6. GIRLSHIPS AHOY! I heart girl friendships and girl groups so hard, and I bet, you my imaginary audience of the moment who will become manifest when someone on the other side of the Internet chooses to read this particular, prolonged piece, do too.

7. True Detectives, Hazel and Daisy are. Detective-ing doesn’t come naturally to most of us, and staying on the obscure path of impartial judgement and observation and constant vigilance can be hard when you;re not Mad-Eye Moody. Also, when someone in you family might just be the killer. Our ditagonists (is it still that when only one is narrating the story?) struggle, physically and mentally. Lessons from previous murders help and ergo, they are most awesome at it. With the appropriate amount of emotionality.

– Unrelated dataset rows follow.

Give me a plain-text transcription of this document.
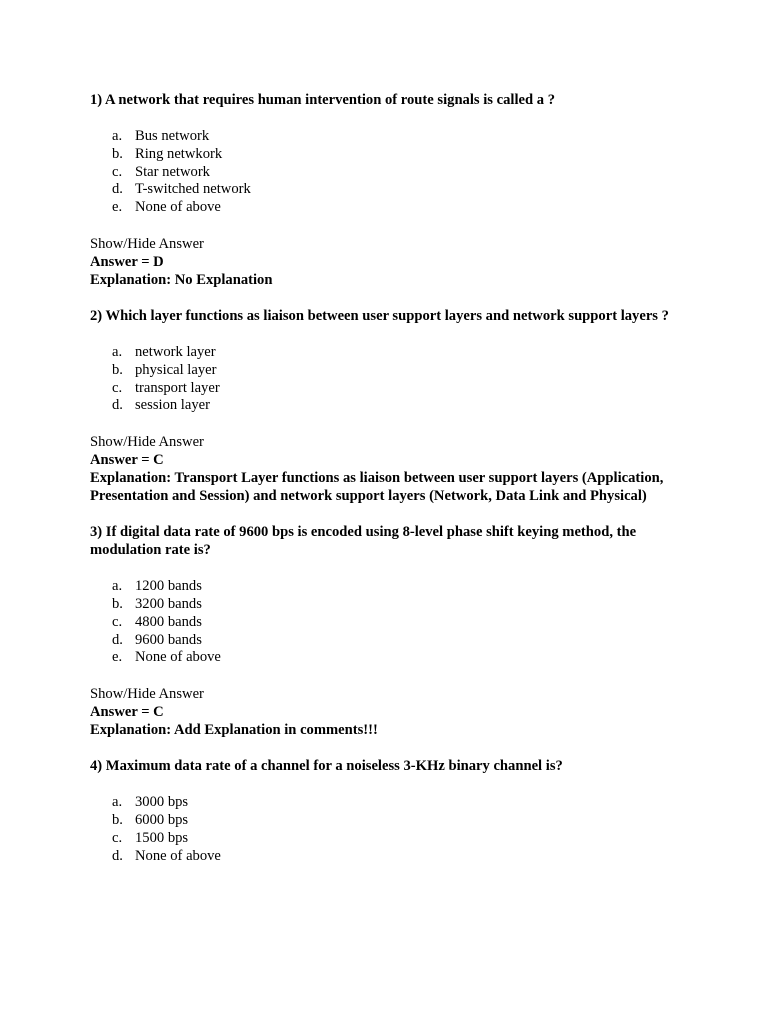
1) A network that requires human intervention of route signals is called a ?

a. Bus network
b. Ring netwkork
c. Star network
d. T-switched network
e. None of above
Show/Hide Answer
Answer = D
Explanation: No Explanation

2) Which layer functions as liaison between user support layers and network support layers ?

a. network layer
b. physical layer
c. transport layer
d. session layer
Show/Hide Answer
Answer = C
Explanation: Transport Layer functions as liaison between user support layers (Application, Presentation and Session) and network support layers (Network, Data Link and Physical)

3) If digital data rate of 9600 bps is encoded using 8-level phase shift keying method, the modulation rate is?

a. 1200 bands
b. 3200 bands
c. 4800 bands
d. 9600 bands
e. None of above
Show/Hide Answer
Answer = C
Explanation: Add Explanation in comments!!!

4) Maximum data rate of a channel for a noiseless 3-KHz binary channel is?

a. 3000 bps
b. 6000 bps
c. 1500 bps
d. None of above
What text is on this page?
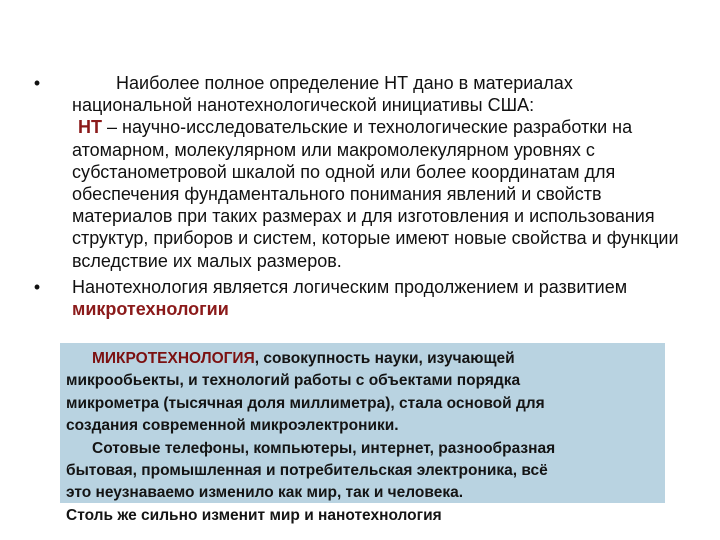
•	Наиболее полное определение НТ дано в материалах национальной нанотехнологической инициативы США:
НТ – научно-исследовательские и технологические разработки на атомарном, молекулярном или макромолекулярном уровнях с субстанометровой шкалой по одной или более координатам для обеспечения фундаментального понимания явлений и свойств материалов при таких размерах и для изготовления и использования структур, приборов и систем, которые имеют новые свойства и функции вследствие их малых размеров.
• Нанотехнология является логическим продолжением и развитием микротехнологии
МИКРОТЕХНОЛОГИЯ, совокупность науки, изучающей
микрообьекты, и технологий работы с объектами порядка
микрометра (тысячная доля миллиметра), стала основой для
создания современной микроэлектроники.
Сотовые телефоны, компьютеры, интернет, разнообразная
бытовая, промышленная и потребительская электроника, всё
это неузнаваемо изменило как мир, так и человека.
Столь же сильно изменит мир и нанотехнология
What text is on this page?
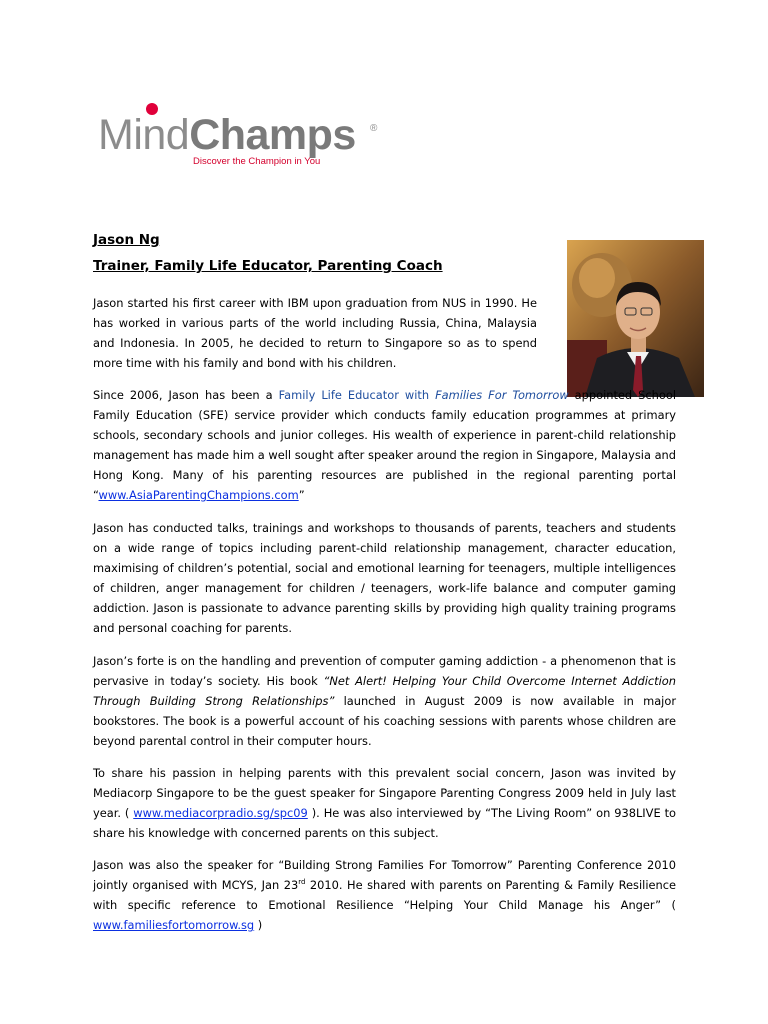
MindChamps ®
Discover the Champion in You
Jason Ng
Trainer, Family Life Educator, Parenting Coach

Jason started his first career with IBM upon graduation from NUS in 1990. He has worked in various parts of the world including Russia, China, Malaysia and Indonesia. In 2005, he decided to return to Singapore so as to spend more time with his family and bond with his children.

Since 2006, Jason has been a Family Life Educator with Families For Tomorrow appointed School Family Education (SFE) service provider which conducts family education programmes at primary schools, secondary schools and junior colleges. His wealth of experience in parent-child relationship management has made him a well sought after speaker around the region in Singapore, Malaysia and Hong Kong. Many of his parenting resources are published in the regional parenting portal “www.AsiaParentingChampions.com”

Jason has conducted talks, trainings and workshops to thousands of parents, teachers and students on a wide range of topics including parent-child relationship management, character education, maximising of children’s potential, social and emotional learning for teenagers, multiple intelligences of children, anger management for children / teenagers, work-life balance and computer gaming addiction. Jason is passionate to advance parenting skills by providing high quality training programs and personal coaching for parents.

Jason’s forte is on the handling and prevention of computer gaming addiction - a phenomenon that is pervasive in today’s society. His book “Net Alert! Helping Your Child Overcome Internet Addiction Through Building Strong Relationships” launched in August 2009 is now available in major bookstores. The book is a powerful account of his coaching sessions with parents whose children are beyond parental control in their computer hours.

To share his passion in helping parents with this prevalent social concern, Jason was invited by Mediacorp Singapore to be the guest speaker for Singapore Parenting Congress 2009 held in July last year. ( www.mediacorpradio.sg/spc09 ). He was also interviewed by “The Living Room” on 938LIVE to share his knowledge with concerned parents on this subject.

Jason was also the speaker for “Building Strong Families For Tomorrow” Parenting Conference 2010 jointly organised with MCYS, Jan 23rd 2010. He shared with parents on Parenting & Family Resilience with specific reference to Emotional Resilience “Helping Your Child Manage his Anger” ( www.familiesfortomorrow.sg )
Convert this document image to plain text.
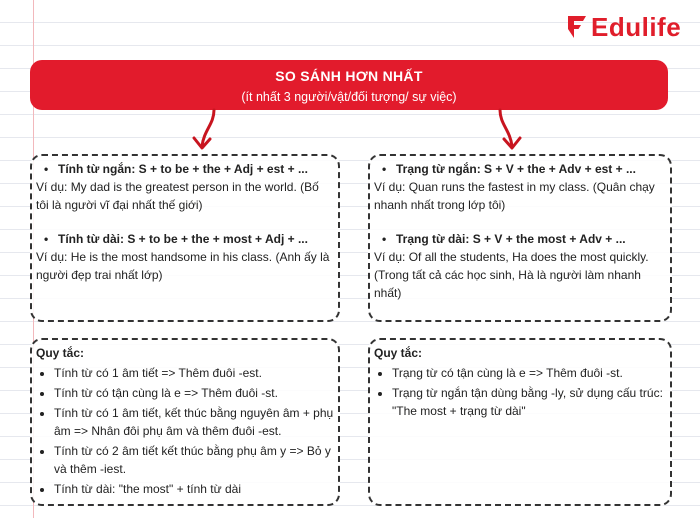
Edulife
SO SÁNH HƠN NHẤT
(ít nhất 3 người/vật/đối tượng/ sự việc)
• Tính từ ngắn: S + to be + the + Adj + est + ...

Ví dụ: My dad is the greatest person in the world. (Bố tôi là người vĩ đại nhất thế giới)

• Tính từ dài: S + to be + the + most + Adj + ...

Ví dụ: He is the most handsome in his class. (Anh ấy là người đẹp trai nhất lớp)

• Trạng từ ngắn: S + V + the + Adv + est + ...

Ví dụ: Quan runs the fastest in my class. (Quân chạy nhanh nhất trong lớp tôi)

• Trạng từ dài: S + V + the most + Adv + ...

Ví dụ: Of all the students, Ha does the most quickly. (Trong tất cả các học sinh, Hà là người làm nhanh nhất)

Quy tắc:
• Tính từ có 1 âm tiết => Thêm đuôi -est.
• Tính từ có tận cùng là e => Thêm đuôi -st.
• Tính từ có 1 âm tiết, kết thúc bằng nguyên âm + phụ âm => Nhân đôi phụ âm và thêm đuôi -est.
• Tính từ có 2 âm tiết kết thúc bằng phụ âm y => Bỏ y và thêm -iest.
• Tính từ dài: "the most" + tính từ dài
Quy tắc:
• Trạng từ có tận cùng là e => Thêm đuôi -st.
• Trạng từ ngắn tận dùng bằng -ly, sử dụng cấu trúc: "The most + trạng từ dài"
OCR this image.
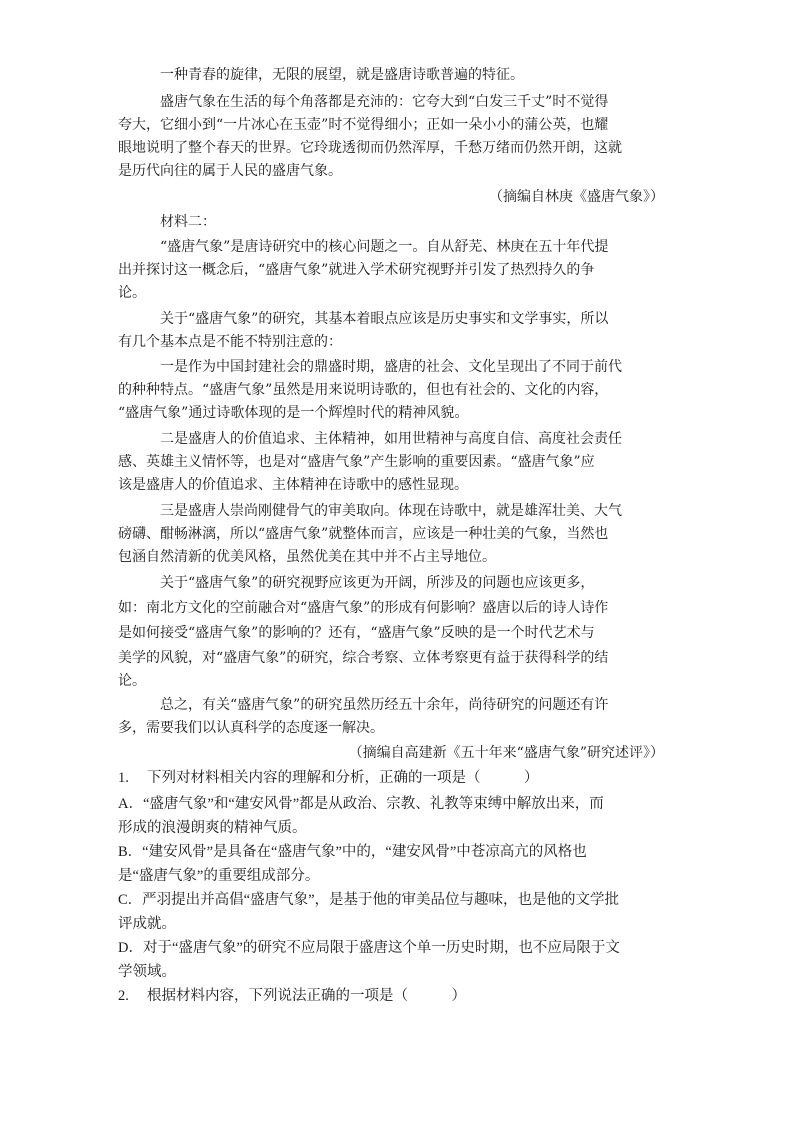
一种青春的旋律，无限的展望，就是盛唐诗歌普遍的特征。
盛唐气象在生活的每个角落都是充沛的：它夸大到“白发三千丈”时不觉得
夸大，它细小到“一片冰心在玉壶”时不觉得细小；正如一朵小小的蒲公英，也耀
眼地说明了整个春天的世界。它玲珑透彻而仍然浑厚，千愁万绪而仍然开朗，这就
是历代向往的属于人民的盛唐气象。
（摘编自林庚《盛唐气象》）
材料二：
“盛唐气象”是唐诗研究中的核心问题之一。自从舒芜、林庚在五十年代提
出并探讨这一概念后，“盛唐气象”就进入学术研究视野并引发了热烈持久的争
论。
关于“盛唐气象”的研究，其基本着眼点应该是历史事实和文学事实，所以
有几个基本点是不能不特别注意的：
一是作为中国封建社会的鼎盛时期，盛唐的社会、文化呈现出了不同于前代
的种种特点。“盛唐气象”虽然是用来说明诗歌的，但也有社会的、文化的内容，
“盛唐气象”通过诗歌体现的是一个辉煌时代的精神风貌。
二是盛唐人的价值追求、主体精神，如用世精神与高度自信、高度社会责任
感、英雄主义情怀等，也是对“盛唐气象”产生影响的重要因素。“盛唐气象”应
该是盛唐人的价值追求、主体精神在诗歌中的感性显现。
三是盛唐人崇尚刚健骨气的审美取向。体现在诗歌中，就是雄浑壮美、大气
磅礴、酣畅淋漓，所以“盛唐气象”就整体而言，应该是一种壮美的气象，当然也
包涵自然清新的优美风格，虽然优美在其中并不占主导地位。
关于“盛唐气象”的研究视野应该更为开阔，所涉及的问题也应该更多，
如：南北方文化的空前融合对“盛唐气象”的形成有何影响？盛唐以后的诗人诗作
是如何接受“盛唐气象”的影响的？还有，“盛唐气象”反映的是一个时代艺术与
美学的风貌，对“盛唐气象”的研究，综合考察、立体考察更有益于获得科学的结
论。
总之，有关“盛唐气象”的研究虽然历经五十余年，尚待研究的问题还有许
多，需要我们以认真科学的态度逐一解决。
（摘编自高建新《五十年来“盛唐气象”研究述评》）
1.　 下列对材料相关内容的理解和分析，正确的一项是（　　　）
A．“盛唐气象”和“建安风骨”都是从政治、宗教、礼教等束缚中解放出来，而
形成的浪漫朗爽的精神气质。
B．“建安风骨”是具备在“盛唐气象”中的，“建安风骨”中苍凉高亢的风格也
是“盛唐气象”的重要组成部分。
C．严羽提出并高倡“盛唐气象”，是基于他的审美品位与趣味，也是他的文学批
评成就。
D．对于“盛唐气象”的研究不应局限于盛唐这个单一历史时期，也不应局限于文
学领域。
2.　 根据材料内容，下列说法正确的一项是（　　　）
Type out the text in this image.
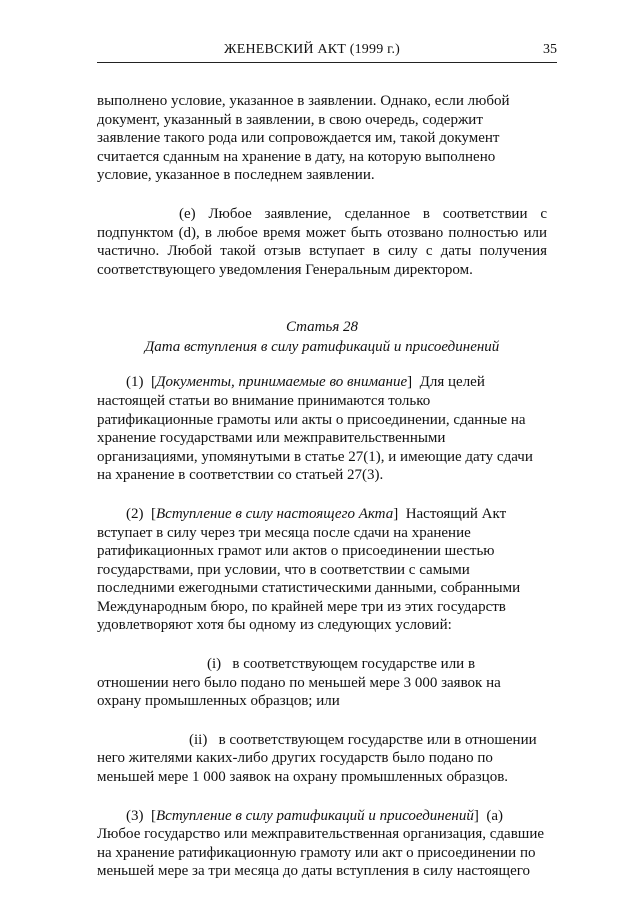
ЖЕНЕВСКИЙ АКТ (1999 г.)	35

выполнено условие, указанное в заявлении. Однако, если любой документ, указанный в заявлении, в свою очередь, содержит заявление такого рода или сопровождается им, такой документ считается сданным на хранение в дату, на которую выполнено условие, указанное в последнем заявлении.

(e) Любое заявление, сделанное в соответствии с подпунктом (d), в любое время может быть отозвано полностью или частично. Любой такой отзыв вступает в силу с даты получения соответствующего уведомления Генеральным директором.

Статья 28

Дата вступления в силу ратификаций и присоединений

(1)  [Документы, принимаемые во внимание]  Для целей настоящей статьи во внимание принимаются только ратификационные грамоты или акты о присоединении, сданные на хранение государствами или межправительственными организациями, упомянутыми в статье 27(1), и имеющие дату сдачи на хранение в соответствии со статьей 27(3).

(2)  [Вступление в силу настоящего Акта]  Настоящий Акт вступает в силу через три месяца после сдачи на хранение ратификационных грамот или актов о присоединении шестью государствами, при условии, что в соответствии с самыми последними ежегодными статистическими данными, собранными Международным бюро, по крайней мере три из этих государств удовлетворяют хотя бы одному из следующих условий:

(i) в соответствующем государстве или в отношении него было подано по меньшей мере 3 000 заявок на охрану промышленных образцов; или

(ii) в соответствующем государстве или в отношении него жителями каких-либо других государств было подано по меньшей мере 1 000 заявок на охрану промышленных образцов.

(3)  [Вступление в силу ратификаций и присоединений]  (a) Любое государство или межправительственная организация, сдавшие на хранение ратификационную грамоту или акт о присоединении по меньшей мере за три месяца до даты вступления в силу настоящего
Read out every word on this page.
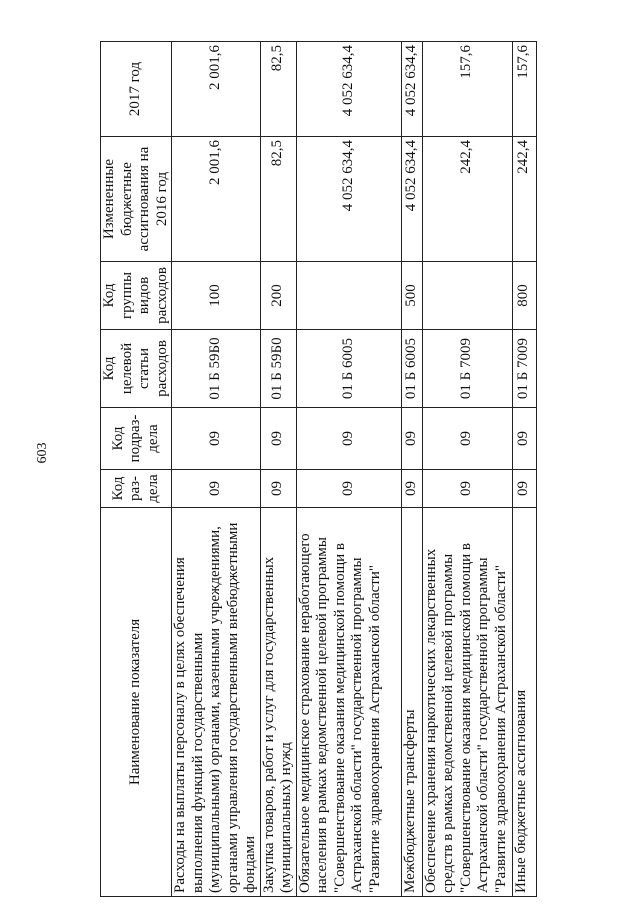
603
Наименование показателя	Код раз-дела	Код подраз-дела	Код целевой статьи расходов	Код группы видов расходов	Измененные бюджетные ассигнования на 2016 год	2017 год
Расходы на выплаты персоналу в целях обеспечения выполнения функций государственными (муниципальными) органами, казенными учреждениями, органами управления государственными внебюджетными фондами	09	09	01 Б 59Б0	100	2 001,6	2 001,6
Закупка товаров, работ и услуг для государственных (муниципальных) нужд	09	09	01 Б 59Б0	200	82,5	82,5
Обязательное медицинское страхование неработающего населения в рамках ведомственной целевой программы "Совершенствование оказания медицинской помощи в Астраханской области" государственной программы "Развитие здравоохранения Астраханской области"	09	09	01 Б 6005		4 052 634,4	4 052 634,4
Межбюджетные трансферты	09	09	01 Б 6005	500	4 052 634,4	4 052 634,4
Обеспечение хранения наркотических лекарственных средств в рамках ведомственной целевой программы "Совершенствование оказания медицинской помощи в Астраханской области" государственной программы "Развитие здравоохранения Астраханской области"	09	09	01 Б 7009		242,4	157,6
Иные бюджетные ассигнования	09	09	01 Б 7009	800	242,4	157,6
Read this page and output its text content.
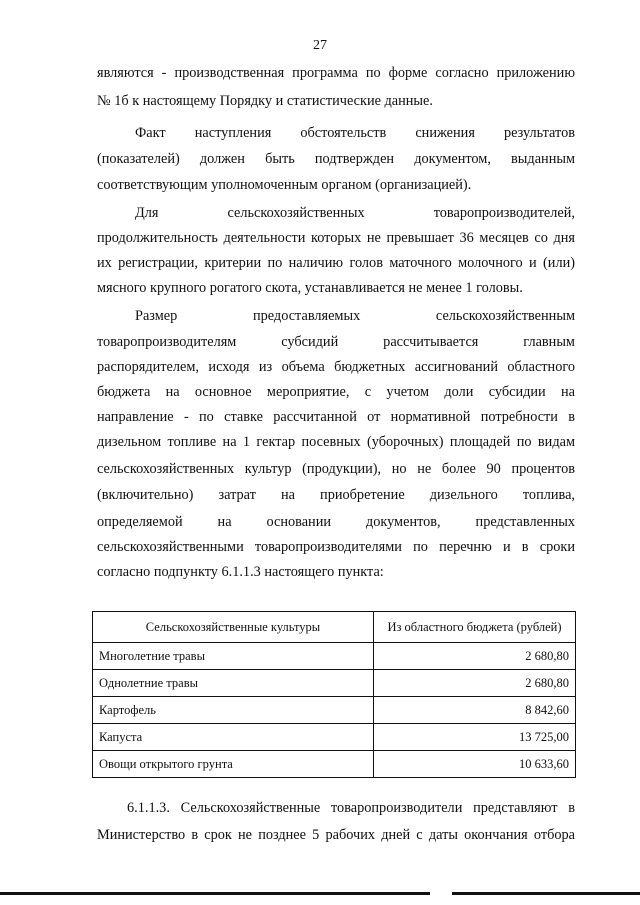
27
являются - производственная программа по форме согласно приложению
№ 1б к настоящему Порядку и статистические данные.
Факт наступления обстоятельств снижения результатов
(показателей) должен быть подтвержден документом, выданным
соответствующим уполномоченным органом (организацией).
Для сельскохозяйственных товаропроизводителей,
продолжительность деятельности которых не превышает 36 месяцев со дня
их регистрации, критерии по наличию голов маточного молочного и (или)
мясного крупного рогатого скота, устанавливается не менее 1 головы.
Размер предоставляемых сельскохозяйственным
товаропроизводителям субсидий рассчитывается главным
распорядителем, исходя из объема бюджетных ассигнований областного
бюджета на основное мероприятие, с учетом доли субсидии на
направление - по ставке рассчитанной от нормативной потребности в
дизельном топливе на 1 гектар посевных (уборочных) площадей по видам
сельскохозяйственных культур (продукции), но не более 90 процентов
(включительно) затрат на приобретение дизельного топлива,
определяемой на основании документов, представленных
сельскохозяйственными товаропроизводителями по перечню и в сроки
согласно подпункту 6.1.1.3 настоящего пункта:
6.1.1.3. Сельскохозяйственные товаропроизводители представляют в
Министерство в срок не позднее 5 рабочих дней с даты окончания отбора
Сельскохозяйственные культуры	Из областного бюджета (рублей)
Многолетние травы	2 680,80
Однолетние травы	2 680,80
Картофель	8 842,60
Капуста	13 725,00
Овощи открытого грунта	10 633,60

8. I love this aspect and I’m sure you’ll appreciate it too, Robin Stevens is so adept at it: the book perfectly illustrates, even better than its predecessor, that when you look through those particular pair of lenses, everyone has dark secrets.

We all seem the killer when you expect to see it.

Most of our suspects seem more guilty, not less, the most we discover about them.

9. The mysteries aren’t solved and lived vicariously through Sherlock’s boastful monologues in Watson’s diaries (or whatever). Solutions and revelations aren’t out of reach, or fall down from heaven. All sorts of clues and evidences Daisy and Hazel uncover always lead the reader to the conclusion first, without being overt or obvious about it. It’s all very realistic, for those currently living in 1940 England in a fading manor.

I, personally, never felt out of my depth and believe you me, I am not the kind of knife you’d prefer to butter your bread.


Well, the girls are all awfully clever. We’ve all been 14yo girls at some point in our lives – yes, even you Tony Stark, – and more like than not, we were nowhere near as awesome.


The author just keeps getting better.

Thank you, Penguin Random House UK Children’s!